Within a few weeks, Clarian Health will restart construction on a bed tower at Riley Hospital for Children and is set to
lift other cost-saving restrictions it adopted 11 months ago. It’s the latest exhalation by a local hospital after massive
investment losses and a scary economy forced them to tighten their belts a year ago.
Now, Clarian will resume full pay for its executives (who all took a 10-percent cut in 2009), and once again offer tuition reimbursement to its employees.
Clarian also plans to have the first phase of the Simon Family tower at Riley completed before the end of the year. That part of the 10-story, $475 million inpatient facility was supposed to open in June 2009. All phases are still scheduled to be in full use by 2013.
project was one of two Clarian halted and has since restarted. It announced last year that it was resuming construction
on a $190 million, 44-bed hospital near Fishers.
In all of last year, Clarian saved a bit more than the $225 million it projected in February that it would.

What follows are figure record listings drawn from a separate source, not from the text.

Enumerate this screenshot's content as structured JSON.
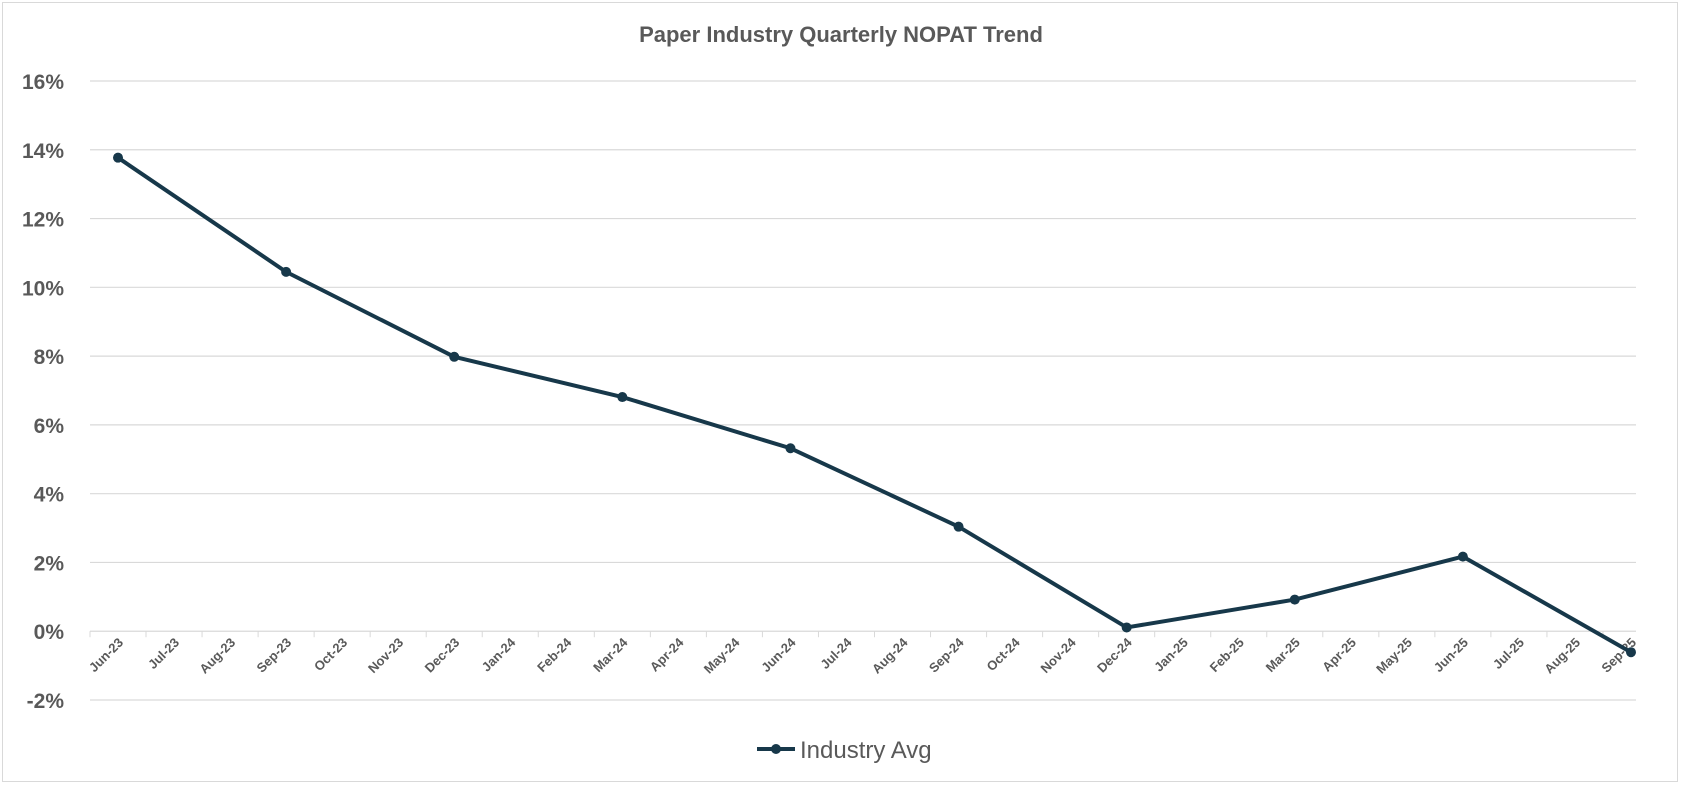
{
  "chart_data": {
    "type": "line",
    "title": "Paper Industry Quarterly NOPAT  Trend",
    "xlabel": "",
    "ylabel": "",
    "ylim": [
      -0.02,
      0.16
    ],
    "y_ticks": [
      "16%",
      "14%",
      "12%",
      "10%",
      "8%",
      "6%",
      "4%",
      "2%",
      "0%",
      "-2%"
    ],
    "y_tick_values": [
      0.16,
      0.14,
      0.12,
      0.1,
      0.08,
      0.06,
      0.04,
      0.02,
      0.0,
      -0.02
    ],
    "x_ticks": [
      "Jun-23",
      "Jul-23",
      "Aug-23",
      "Sep-23",
      "Oct-23",
      "Nov-23",
      "Dec-23",
      "Jan-24",
      "Feb-24",
      "Mar-24",
      "Apr-24",
      "May-24",
      "Jun-24",
      "Jul-24",
      "Aug-24",
      "Sep-24",
      "Oct-24",
      "Nov-24",
      "Dec-24",
      "Jan-25",
      "Feb-25",
      "Mar-25",
      "Apr-25",
      "May-25",
      "Jun-25",
      "Jul-25",
      "Aug-25",
      "Sep-25"
    ],
    "grid": true,
    "legend_position": "bottom",
    "series": [
      {
        "name": "Industry Avg",
        "color": "#17384a",
        "x": [
          "Jun-23",
          "Sep-23",
          "Dec-23",
          "Mar-24",
          "Jun-24",
          "Sep-24",
          "Dec-24",
          "Mar-25",
          "Jun-25",
          "Sep-25"
        ],
        "values": [
          0.1377,
          0.1045,
          0.0798,
          0.0681,
          0.0532,
          0.0304,
          0.0011,
          0.0092,
          0.0217,
          -0.0061
        ]
      }
    ]
  }
}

Clarian officials gave credit to the hospital system’s employees for generating additional ideas for saving money. They suggested various ways to do less printing of internal reports, more vigilance about turning out lights when not in use, and other items that added up to make a significant impact.
Hospitals around the country went into cost-saving mode in late 2008 and early 2009, after they watched the meltdown on Wall Street decimate their investments.
In Indianapolis, however, only one other hospital system put a building project on hold. St. Francis Hospital & Health Centers “stopped and then restarted” work on a 221-bed tower at its campus on the southern edge of Indianapolis.
By contrast, Community Health Network plowed ahead with a $130 million expansion of its Community South Hospital, on County Line Road.